Dès 16 heures, la file d'attente s'étire sur 200 m, au Champ-de-Mars, dans le 7e arrondissement. Malgré tout, l'entrée est assez fluide. Un agent s'occupe de vider les sacs de toute bouteille et de tout aliment. Un peu plus loin, d'autres employés palpent les visiteurs. Comptez 15 ou 20 secondes pour une fouille correcte. "C'était rassurant, franchement", résume Miguel, lycéen en seconde. "Je les ai trouvés sérieux." En cas de suspiscion, un contrôle magnétique est prévu. Difficile de penser, toutefois, que ces fouilles permettent d'assurer l'étanchéité des accès.

Dans la file, un agent cherche même des poux sur la tête d'une jeune fille, à la chevelure généreuse. "On n'a qu'à dire qu'on a une bombe, on passera plus vite", ironise un jeune homme. En raison du risque, aucun géant du secteur n'a accepté de travailler sur ce site. Plusieurs petites et moyennes entreprises doivent donc cohabiter, quitte à se marcher sur les pieds. Un employé reproche à un autre d'avoir laissé passer un adolescent armé d'un tube de gâteaux apéritifs. 

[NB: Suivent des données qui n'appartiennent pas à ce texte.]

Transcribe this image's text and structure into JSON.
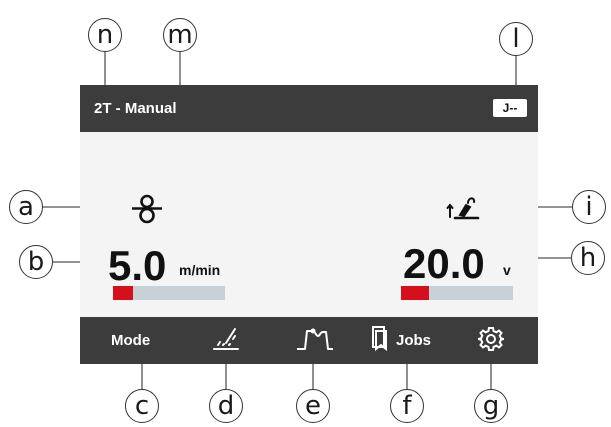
{
  "header": {
    "mode": "2T - Manual",
    "job_badge": "J--"
  },
  "left_parameter": {
    "icon": "wire-feed-icon",
    "value": "5.0",
    "unit": "m/min",
    "level": 0.18
  },
  "right_parameter": {
    "icon": "torch-voltage-icon",
    "value": "20.0",
    "unit": "v",
    "level": 0.25
  },
  "menu": {
    "mode_label": "Mode",
    "jobs_label": "Jobs",
    "icons": [
      "welding-process-icon",
      "pulse-waveform-icon",
      "jobs-icon",
      "gear-icon"
    ]
  },
  "callouts": [
    "n",
    "m",
    "l",
    "a",
    "b",
    "i",
    "h",
    "c",
    "d",
    "e",
    "f",
    "g"
  ],
  "colors": {
    "bar_background": "#3c3c3c",
    "screen_background": "#f4f4f4",
    "level_fill": "#d6101a",
    "level_track": "#c8d1d8"
  }
}
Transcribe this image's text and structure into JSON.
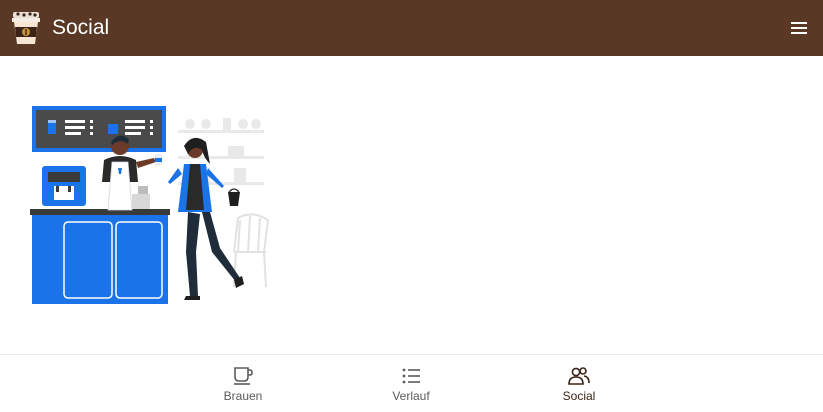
{
  "header": {
    "title": "Social",
    "logo_icon": "coffee-cup-logo-icon",
    "menu_icon": "hamburger-menu-icon"
  },
  "colors": {
    "header_bg": "#5a3826",
    "accent_blue": "#1a73e8",
    "active_nav": "#3b2417"
  },
  "main": {
    "illustration": "barista-coffee-shop-illustration"
  },
  "bottom_nav": {
    "items": [
      {
        "label": "Brauen",
        "icon": "coffee-cup-icon",
        "active": false
      },
      {
        "label": "Verlauf",
        "icon": "list-icon",
        "active": false
      },
      {
        "label": "Social",
        "icon": "people-icon",
        "active": true
      }
    ]
  }
}
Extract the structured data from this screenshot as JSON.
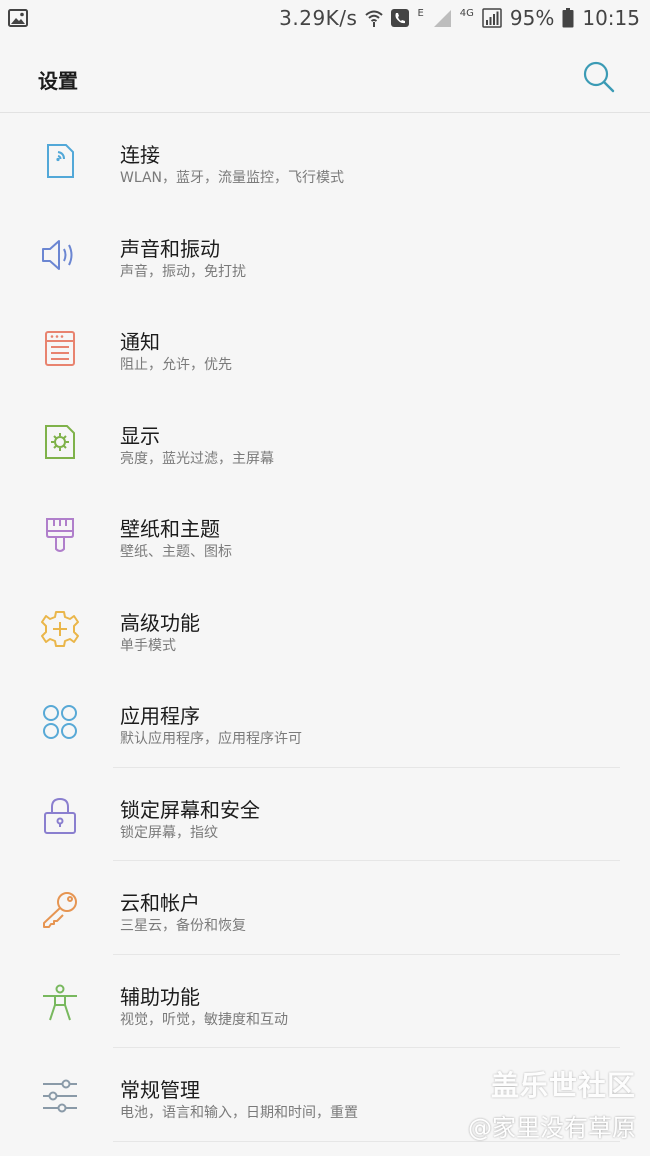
{
  "status_bar": {
    "gallery_icon": "image-icon",
    "speed": "3.29K/s",
    "wifi_icon": "wifi-icon",
    "call_icon": "phone-icon",
    "network_e": "E",
    "network_4g": "4G",
    "signal_icon": "signal-icon",
    "battery": "95%",
    "battery_icon": "battery-icon",
    "time": "10:15"
  },
  "header": {
    "title": "设置",
    "search_icon": "search-icon",
    "accent": "#3b9bb5"
  },
  "items": [
    {
      "label": "连接",
      "sub": "WLAN，蓝牙，流量监控，飞行模式",
      "icon": "connection-icon",
      "color": "#52a8d8"
    },
    {
      "label": "声音和振动",
      "sub": "声音，振动，免打扰",
      "icon": "volume-icon",
      "color": "#6b86d2"
    },
    {
      "label": "通知",
      "sub": "阻止，允许，优先",
      "icon": "notification-icon",
      "color": "#e8836f"
    },
    {
      "label": "显示",
      "sub": "亮度，蓝光过滤，主屏幕",
      "icon": "display-icon",
      "color": "#7fb24a"
    },
    {
      "label": "壁纸和主题",
      "sub": "壁纸、主题、图标",
      "icon": "paintbrush-icon",
      "color": "#b07fcb"
    },
    {
      "label": "高级功能",
      "sub": "单手模式",
      "icon": "gear-plus-icon",
      "color": "#eab64a"
    },
    {
      "label": "应用程序",
      "sub": "默认应用程序，应用程序许可",
      "icon": "apps-icon",
      "color": "#58a9d6"
    },
    {
      "label": "锁定屏幕和安全",
      "sub": "锁定屏幕，指纹",
      "icon": "lock-icon",
      "color": "#8a7fcf"
    },
    {
      "label": "云和帐户",
      "sub": "三星云，备份和恢复",
      "icon": "key-icon",
      "color": "#e69552"
    },
    {
      "label": "辅助功能",
      "sub": "视觉，听觉，敏捷度和互动",
      "icon": "accessibility-icon",
      "color": "#78b85e"
    },
    {
      "label": "常规管理",
      "sub": "电池，语言和输入，日期和时间，重置",
      "icon": "sliders-icon",
      "color": "#8a9aa8"
    }
  ],
  "watermark": {
    "line1": "盖乐世社区",
    "line2": "@家里没有草原"
  }
}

Rapidement, la pelouse du Champ-de-Mars est noire de monde. Des vendeurs ambulants proposent des bières au gobelet, au milieu de dizaines de drapeaux de tous les pays. Peu après 17 heures, un colis suspect sème la pagaille, porte 6. "C'était un sac à dos, comme le vôtre", glisse un policier, tandis qu'un fourgon fait demi-tour, une fois l'alerte levée. "Non, ça ne va pas, non, ça ne va pas." Les agents sont sur les dents. Eu égard au climat de tension, ce genre de scène risque fort de se multiplier les prochains jours.

Mauvaise nouvelle pour les vendeurs de tour Eiffel

La sécurité des abords du site est confiée à la police, sous l'autorité du préfet. Avant d'accéder au site, prière de montrer patte blanche. Sale nouvelle pour les vendeurs à la sauvette, qui observent le manège, à l'écart des fourgons. Au fil des barrages de préfiltrage, les sacs sont minutieusement inspectés, ce qui n'empêche pas quelques couacs. "Attends, regarde, il y en a plein qui sont rentrés par là, sans contrôle", confie un agent à son collègue, à l'entrée d'un pré-accès. Un troisième arrive, en civil : "Mais qui vous a dit de laisser passer les gens, là ?"

Les agents sont également chargés d'orienter les supporters vers d'autres portes, quand certaines sont saturées. Pendant ce temps, les groupes de gendarmes révisent leurs cartes, appuyés sur leurs fourgons. Les rues adjacentes sont rendues aux piétons. Le dispositif déployé pendant l'Euro est énorme. Au total, 10 000 policiers d'Ile-de-France vont veiller sur la sécurité de l'événement dans la petite couronne, avec un renfort supplémentaire de 3 000 hommes. Indispensable, pour que l'Euro reste une fête.